Lantas siapa saja yang mungkin menjadi oposisi?

Manusia dikutuk untuk membawa citra Tuhan ‘imago dei’, berbudi luhur, ber-adi luhung.

Lebih radiks Platon menyebut manusia sebagai paideia ‘pembalikan’ dari seluruh diri (jiwanya) atau dari kondisi tidak-terdidik, tidak-berbudaya menjadi beradab, berbudaya.

Manusia yang tidak pernah menjadi tuan atau budak keserakahan yang hatinya dengan mudah condong ke sisi kebaikan.

Sekali lagi dengan citra manusia tersebut, siapa yang mungkin menjadi oposisi? Atau siapa yang harus menjadi oposisi?
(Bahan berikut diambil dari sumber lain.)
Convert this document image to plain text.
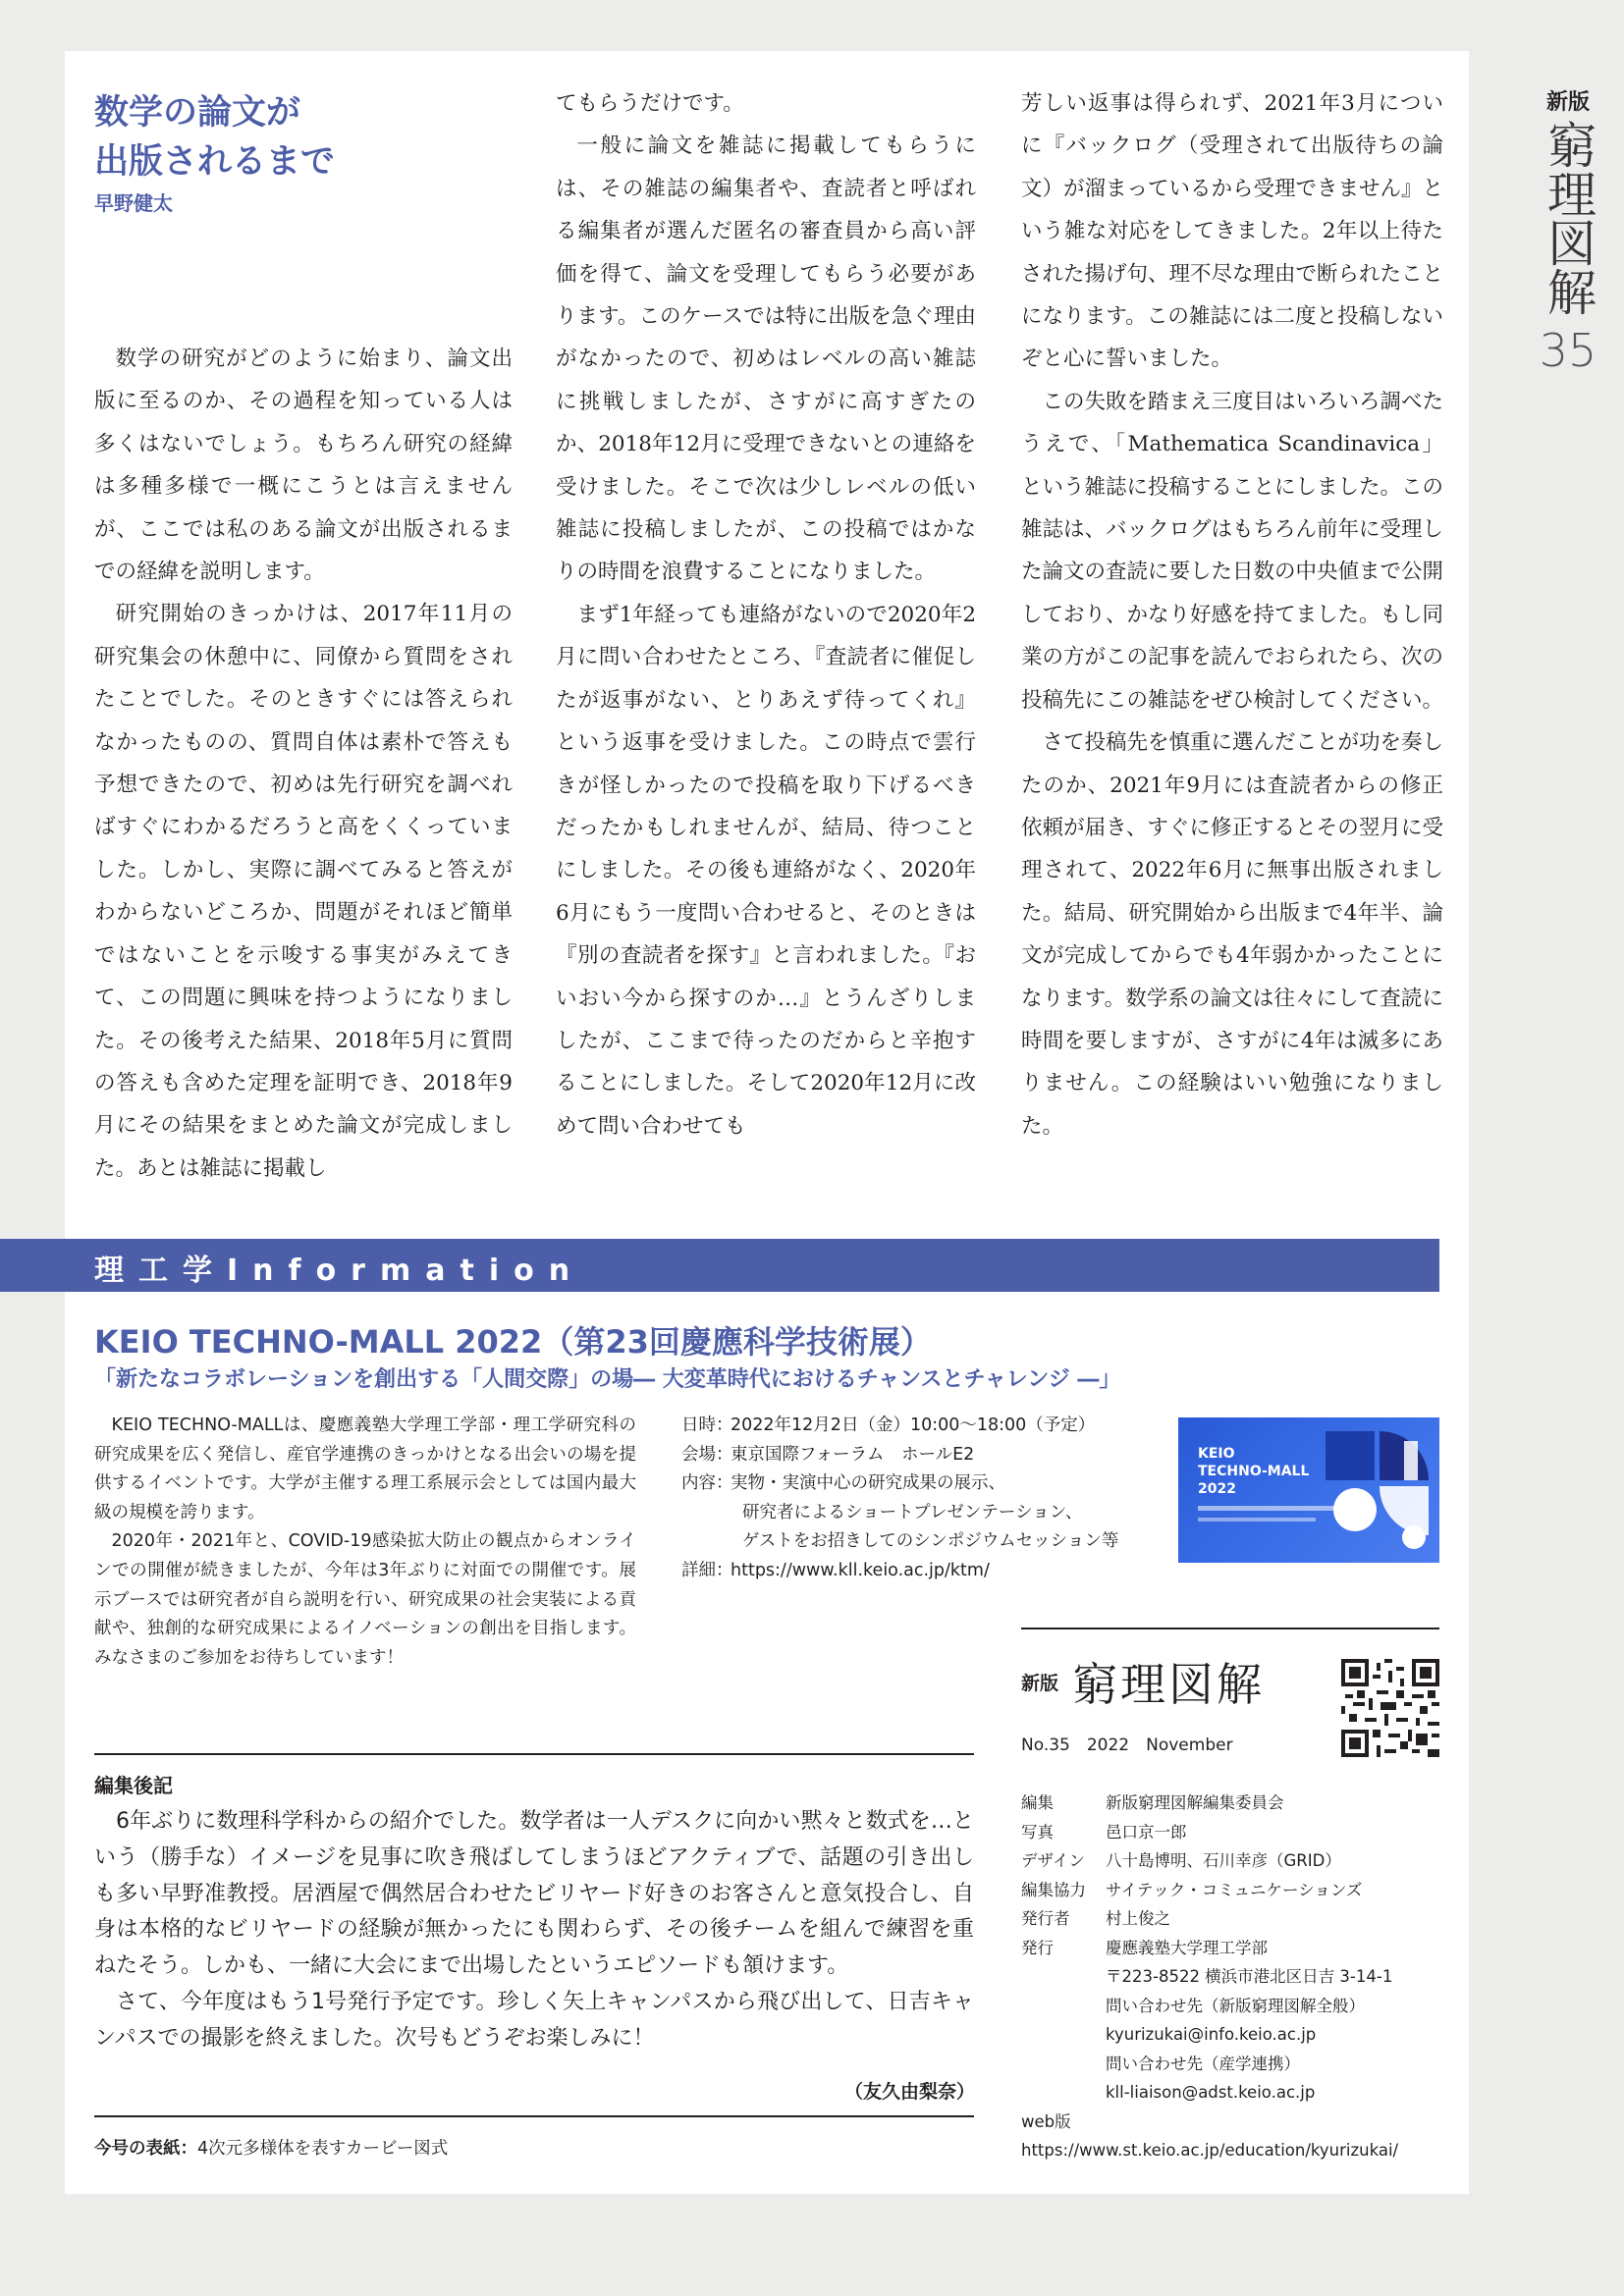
新版
窮理図解
35
数学の論文が
出版されるまで
早野健太

数学の研究がどのように始まり、論文出版に至るのか、その過程を知っている人は多くはないでしょう。もちろん研究の経緯は多種多様で一概にこうとは言えませんが、ここでは私のある論文が出版されるまでの経緯を説明します。

研究開始のきっかけは、2017年11月の研究集会の休憩中に、同僚から質問をされたことでした。そのときすぐには答えられなかったものの、質問自体は素朴で答えも予想できたので、初めは先行研究を調べればすぐにわかるだろうと高をくくっていました。しかし、実際に調べてみると答えがわからないどころか、問題がそれほど簡単ではないことを示唆する事実がみえてきて、この問題に興味を持つようになりました。その後考えた結果、2018年5月に質問の答えも含めた定理を証明でき、2018年9月にその結果をまとめた論文が完成しました。あとは雑誌に掲載し

てもらうだけです。

一般に論文を雑誌に掲載してもらうには、その雑誌の編集者や、査読者と呼ばれる編集者が選んだ匿名の審査員から高い評価を得て、論文を受理してもらう必要があります。このケースでは特に出版を急ぐ理由がなかったので、初めはレベルの高い雑誌に挑戦しましたが、さすがに高すぎたのか、2018年12月に受理できないとの連絡を受けました。そこで次は少しレベルの低い雑誌に投稿しましたが、この投稿ではかなりの時間を浪費することになりました。

まず1年経っても連絡がないので2020年2月に問い合わせたところ、『査読者に催促したが返事がない、とりあえず待ってくれ』という返事を受けました。この時点で雲行きが怪しかったので投稿を取り下げるべきだったかもしれませんが、結局、待つことにしました。その後も連絡がなく、2020年6月にもう一度問い合わせると、そのときは『別の査読者を探す』と言われました。『おいおい今から探すのか…』とうんざりしましたが、ここまで待ったのだからと辛抱することにしました。そして2020年12月に改めて問い合わせても

芳しい返事は得られず、2021年3月についに『バックログ（受理されて出版待ちの論文）が溜まっているから受理できません』という雑な対応をしてきました。2年以上待たされた揚げ句、理不尽な理由で断られたことになります。この雑誌には二度と投稿しないぞと心に誓いました。

この失敗を踏まえ三度目はいろいろ調べたうえで、「Mathematica Scandinavica」という雑誌に投稿することにしました。この雑誌は、バックログはもちろん前年に受理した論文の査読に要した日数の中央値まで公開しており、かなり好感を持てました。もし同業の方がこの記事を読んでおられたら、次の投稿先にこの雑誌をぜひ検討してください。

さて投稿先を慎重に選んだことが功を奏したのか、2021年9月には査読者からの修正依頼が届き、すぐに修正するとその翌月に受理されて、2022年6月に無事出版されました。結局、研究開始から出版まで4年半、論文が完成してからでも4年弱かかったことになります。数学系の論文は往々にして査読に時間を要しますが、さすがに4年は滅多にありません。この経験はいい勉強になりました。

理工学Information
KEIO TECHNO-MALL 2022（第23回慶應科学技術展）
「新たなコラボレーションを創出する「人間交際」の場― 大変革時代におけるチャンスとチャレンジ ―」

KEIO TECHNO-MALLは、慶應義塾大学理工学部・理工学研究科の研究成果を広く発信し、産官学連携のきっかけとなる出会いの場を提供するイベントです。大学が主催する理工系展示会としては国内最大級の規模を誇ります。

2020年・2021年と、COVID-19感染拡大防止の観点からオンラインでの開催が続きましたが、今年は3年ぶりに対面での開催です。展示ブースでは研究者が自ら説明を行い、研究成果の社会実装による貢献や、独創的な研究成果によるイノベーションの創出を目指します。みなさまのご参加をお待ちしています！

日時：
2022年12月2日（金）10:00〜18:00（予定）
会場：
東京国際フォーラム　ホールE2
内容：
実物・実演中心の研究成果の展示、
研究者によるショートプレゼンテーション、
ゲストをお招きしてのシンポジウムセッション等
詳細：
https://www.kll.keio.ac.jp/ktm/
KEIO
TECHNO-MALL
2022
編集後記

6年ぶりに数理科学科からの紹介でした。数学者は一人デスクに向かい黙々と数式を…という（勝手な）イメージを見事に吹き飛ばしてしまうほどアクティブで、話題の引き出しも多い早野准教授。居酒屋で偶然居合わせたビリヤード好きのお客さんと意気投合し、自身は本格的なビリヤードの経験が無かったにも関わらず、その後チームを組んで練習を重ねたそう。しかも、一緒に大会にまで出場したというエピソードも頷けます。

さて、今年度はもう1号発行予定です。珍しく矢上キャンパスから飛び出して、日吉キャンパスでの撮影を終えました。次号もどうぞお楽しみに！

（友久由梨奈）
今号の表紙：4次元多様体を表すカービー図式
新版 窮理図解
No.35　2022　November
編集	新版窮理図解編集委員会
写真	邑口京一郎
デザイン	八十島博明、石川幸彦（GRID）
編集協力	サイテック・コミュニケーションズ
発行者	村上俊之
発行	慶應義塾大学理工学部
〒223-8522 横浜市港北区日吉 3-14-1
問い合わせ先（新版窮理図解全般）
kyurizukai@info.keio.ac.jp
問い合わせ先（産学連携）
kll-liaison@adst.keio.ac.jp
web版
https://www.st.keio.ac.jp/education/kyurizukai/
Yaitu mereka para pendidik, para pemuda, para tokoh masyarakat, para agamawan, …. Sengaja saya isi titik-titik agar mampu mengisi sendiri siapa saja mereka yang harus bertanggung jawab sebagai oposisi. Dengan catatan, manusia itu imogo dei atau siapa pun yang melihat ketimpangan maka akan tersihir untuk menolak, melawan, dan marah.

Para pendidik?

Khusus para pendidik oposisi dipegang penuh oleh para Profesor atau guru besar. Karena profesor berasal dari kata profess yang berarti “secara terbuka menyatakan atau secara publik mengklaim kepercayaan, keyakinan, atau opini”. Profesor harus mampu membawa kekuatan moral dan kekuatan intelektual.

Profesor menjadi garda terdepan dalam mengkritik perselingkuhan negara dari apa yang Socrates sebut: kebijaksanaan/wisdom, keberanian/courage, disiplin/discipline, dan keadilan/justice.

Sengaja saya kemukakan tugas profesor agar kita semua mampu melempari atau meludahi mereka jika tidak sesuai dengan perannya. Dan sengaja saya memilih diksi melempari dan meludahi sebagai akibat betapa hina ketika mereka tidak menjalankan tugasnya.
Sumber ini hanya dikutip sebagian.